Ranolazine for Congenital Long-QT Syndrome Type III: Experimental and Long-Term Clinical Data.

Background: The basic defect in long-QT syndrome type III (LQT3) is an excessive inflow of sodium current during phase 3 of the action potential caused by mutations in the SCN5A gene. Most sodium channel blockers reduce the early (peak) and late components of the sodium current (I _Na and I _NaL ), but ranolazine preferentially reduces I _NaL . We, therefore, evaluated the effects of ranolazine in LQT3 caused by the D1790G mutation in SCN5A.
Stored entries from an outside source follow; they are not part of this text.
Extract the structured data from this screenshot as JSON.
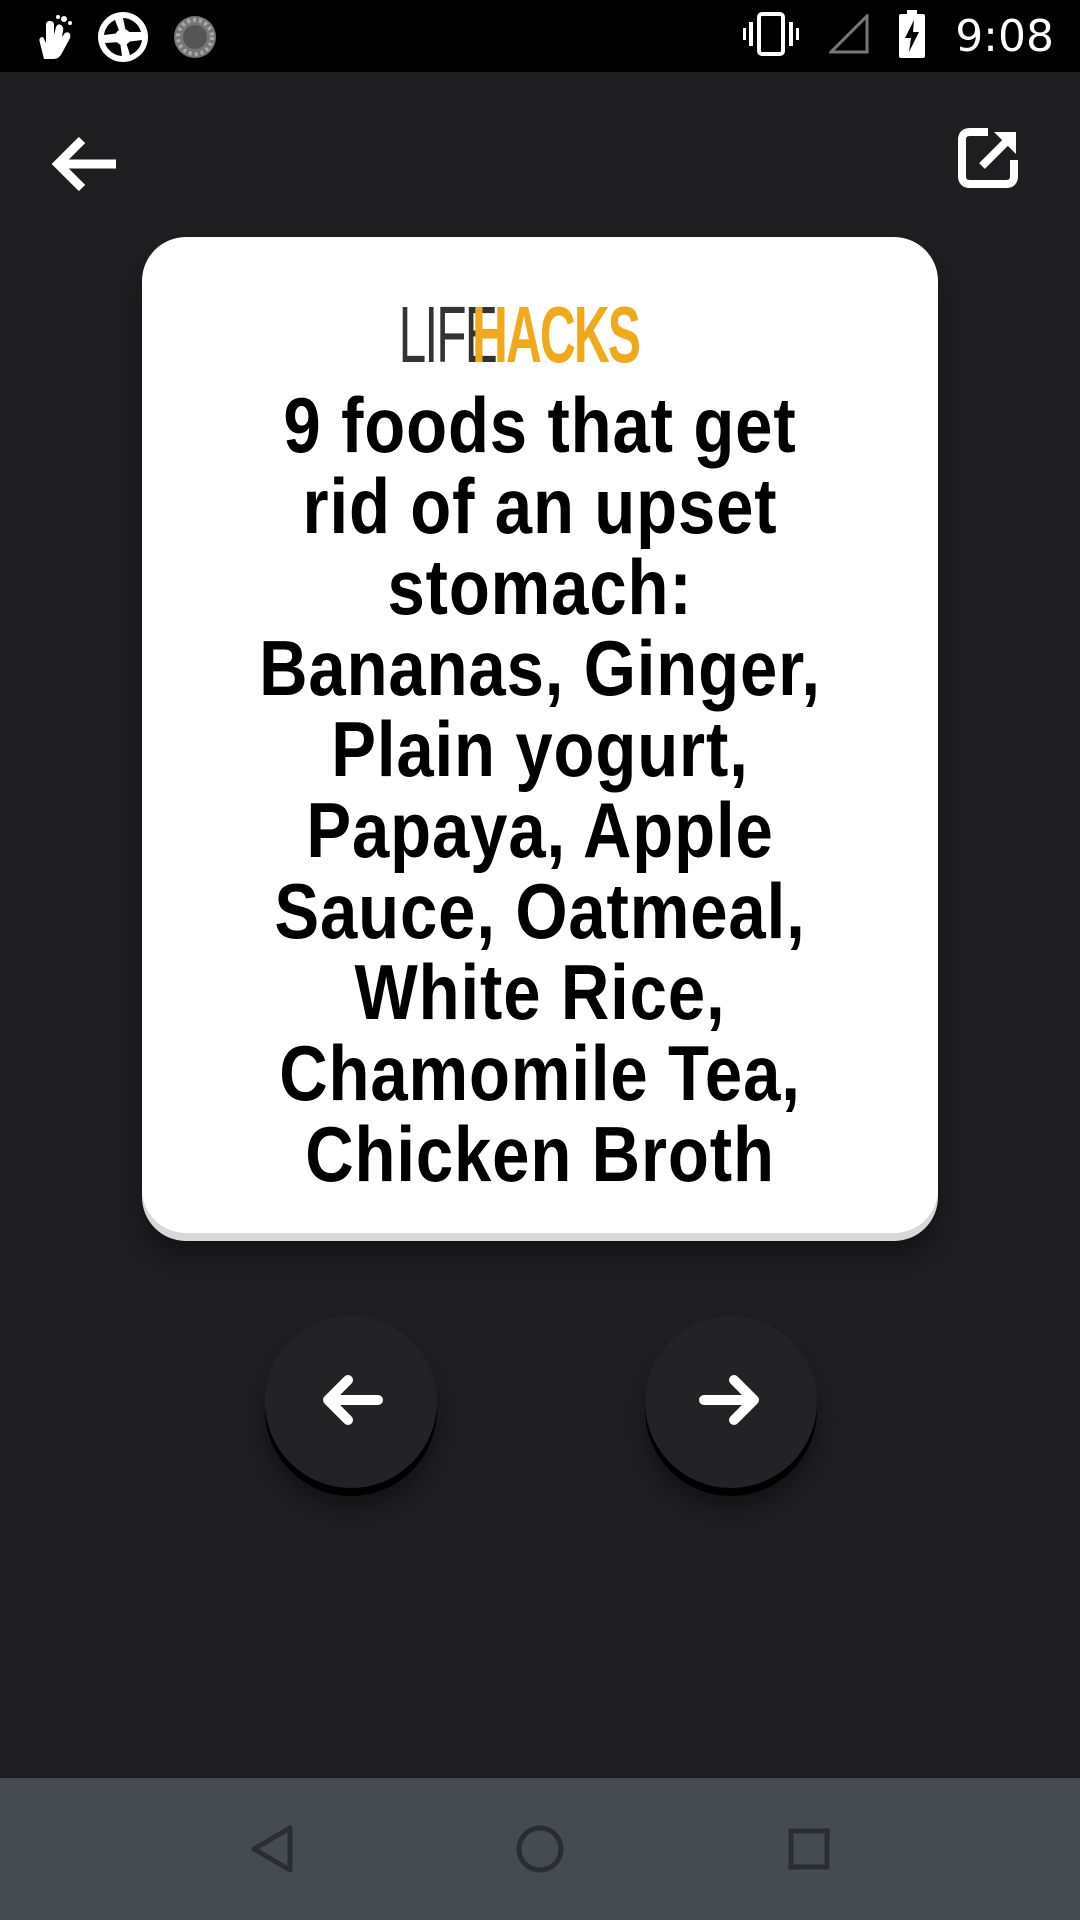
{
  "status_bar": {
    "time": "9:08",
    "left_icons": [
      "gesture-icon",
      "shutter-app-icon",
      "loading-spinner-icon"
    ],
    "right_icons": [
      "vibrate-icon",
      "signal-icon",
      "battery-charging-icon"
    ]
  },
  "top_bar": {
    "back_icon": "arrow-left-icon",
    "share_icon": "share-external-icon"
  },
  "card": {
    "brand_part1": "LIFE",
    "brand_part2": "HACKS",
    "fact": "9 foods that get rid of an upset stomach: Bananas, Ginger, Plain yogurt, Papaya, Apple Sauce, Oatmeal, White Rice, Chamomile Tea, Chicken Broth"
  },
  "colors": {
    "background": "#1e1e20",
    "card": "#ffffff",
    "accent": "#f0a91b",
    "nav_bar": "#464b51"
  },
  "navigation": {
    "prev_icon": "arrow-left-icon",
    "next_icon": "arrow-right-icon"
  },
  "system_nav": {
    "icons": [
      "nav-back-icon",
      "nav-home-icon",
      "nav-recents-icon"
    ]
  }
}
Methods and Results: We performed an experimental study of ranolazine in TSA201 cells expressing the D1790G mutation. We then performed a long-term clinical evaluation of ranolazine in LQT3 patients carrying the D1790G mutation. In the experimental study, I _NaL was significantly higher in D1790G than in wild-type channels expressed in the TSA201 cells. Ranolazine exerted a concentration-dependent block of I _NaL of the SCN5A-D1790G channel without reducing peak I _Na significantly. In the clinical study, among 8 patients with LQT3 and confirmed D1790G mutation, ranolazine had no effects on the sinus rate or QRS width but shortened the QTc from 509±41 to 451±26 ms, a mean decrease of 56±52 ms (10.6%; P=0.012). The QT-shortening effect of ranolazine remained effective throughout the entire study period of 22.8±12.8 months. Ranolazine reduced the QTc at all heart rates but less so during extreme nocturnal bradycardia. A type I Brugada ECG was never noticed.
Conclusions: Ranolazine blocks I _NaL in experimental models of LQT3 harboring the SCN5A-D1790G mutation and shortened the QT interval of LQT3 patients.
Clinical Trial Registration: URL: https://clinicaltrials.gov; Unique identifier: NCT01728025.
(© 2016 American Heart Association, Inc.)